Much of the progress that mankind has made in the past so many years may not have been possible but for the rapid progress on the technology front. At the same time, it would be incorrect to underestimate human ingenuity. From an investment point of view, capital formation in technology may get affected, and the sector may have lesser investment options to offer. But many other basic businesses will continue to exist.
For instance, the furniture business or the tea business, or the liquor business, will remain. They may slow down a bit or not do too well for a while, but will not evaporate overnight. These are basic socio-cultural practices built over centuries and will not go away so easily.
Having said that, a particular company may not make money for you all along. That has been the case even in the past. For instance, except General Electric, there is not one other company which has been in the Dow for the past so many years. The shorter life cycle of business only means that you have to re-adjust you return expectations accordingly.
And your investment horizon may have to be shorter too. Instead of five years, it could go down to three years. So, what? My investment philosophy is buy cheap and sell dear. If you realise the price earlier, you get out faster. So nothing will fundamentally change in the market. To be a successful investor, you have to constantly outthink the market. The investment world is very dynamic. Asset classes could change.
For instance, in the 80's you had the go, go, go with the commodities and all commodity stocks did well. Then there was a time when Japanese stocks did exceedingly well. In 1970, IBM had a greater market capitalisation than the entire Japanese stock market, but two decades later -- in the 1990 -- the Japanese stock market-capitalisation was much bigger than that of America, Germany and France put together.

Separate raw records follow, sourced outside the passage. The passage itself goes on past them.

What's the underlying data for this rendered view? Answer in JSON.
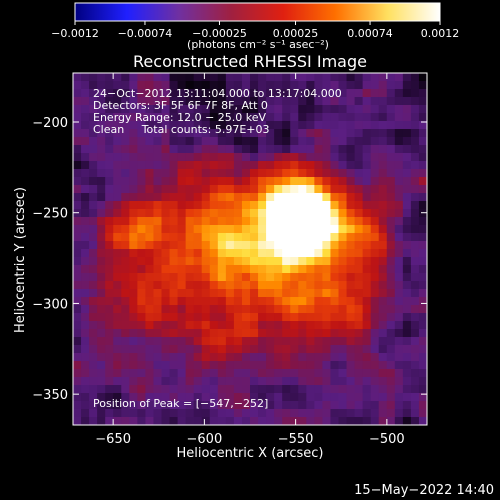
{
  "chart_data": {
    "type": "heatmap",
    "title": "Reconstructed RHESSI Image",
    "xlabel": "Heliocentric X (arcsec)",
    "ylabel": "Heliocentric Y (arcsec)",
    "xlim": [
      -672,
      -478
    ],
    "ylim": [
      -367,
      -173
    ],
    "xticks": [
      -650,
      -600,
      -550,
      -500
    ],
    "yticks": [
      -350,
      -300,
      -250,
      -200
    ],
    "xtick_labels": [
      "−650",
      "−600",
      "−550",
      "−500"
    ],
    "ytick_labels": [
      "−350",
      "−300",
      "−250",
      "−200"
    ],
    "colorbar": {
      "range": [
        -0.0012,
        0.0012
      ],
      "ticks": [
        -0.0012,
        -0.00074,
        -0.00025,
        0.00025,
        0.00074,
        0.0012
      ],
      "tick_labels": [
        "−0.0012",
        "−0.00074",
        "−0.00025",
        "0.00025",
        "0.00074",
        "0.0012"
      ],
      "unit": "(photons cm⁻² s⁻¹ asec⁻²)",
      "colors": [
        "#000080",
        "#2020ff",
        "#7030a0",
        "#a02040",
        "#e02010",
        "#ff7000",
        "#ffe060",
        "#ffffff"
      ]
    },
    "annotations": [
      "24−Oct−2012 13:11:04.000 to 13:17:04.000",
      "Detectors: 3F 5F 6F 7F 8F, Att 0",
      "Energy Range: 12.0 − 25.0 keV",
      "Clean     Total counts: 5.97E+03"
    ],
    "peak_label": "Position of Peak = [−547,−252]",
    "peak": [
      -547,
      -252
    ],
    "peak_value": 0.0012
  },
  "footer": {
    "datetime": "15−May−2022 14:40"
  }
}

Similarly, in 1972 gold was $35 an ounce, but seven years later it was $900. Again, some years back, no one knew about Infosys and Satyam. Now they are known all over the world. Clearly, investors will have to pick and choose. Certainly, new businesses will come in going forward. You may go wrong with your investment calls at times, but as a stock picker you have to try and figure out which one will do better. If you can't, you better be out of the stock market.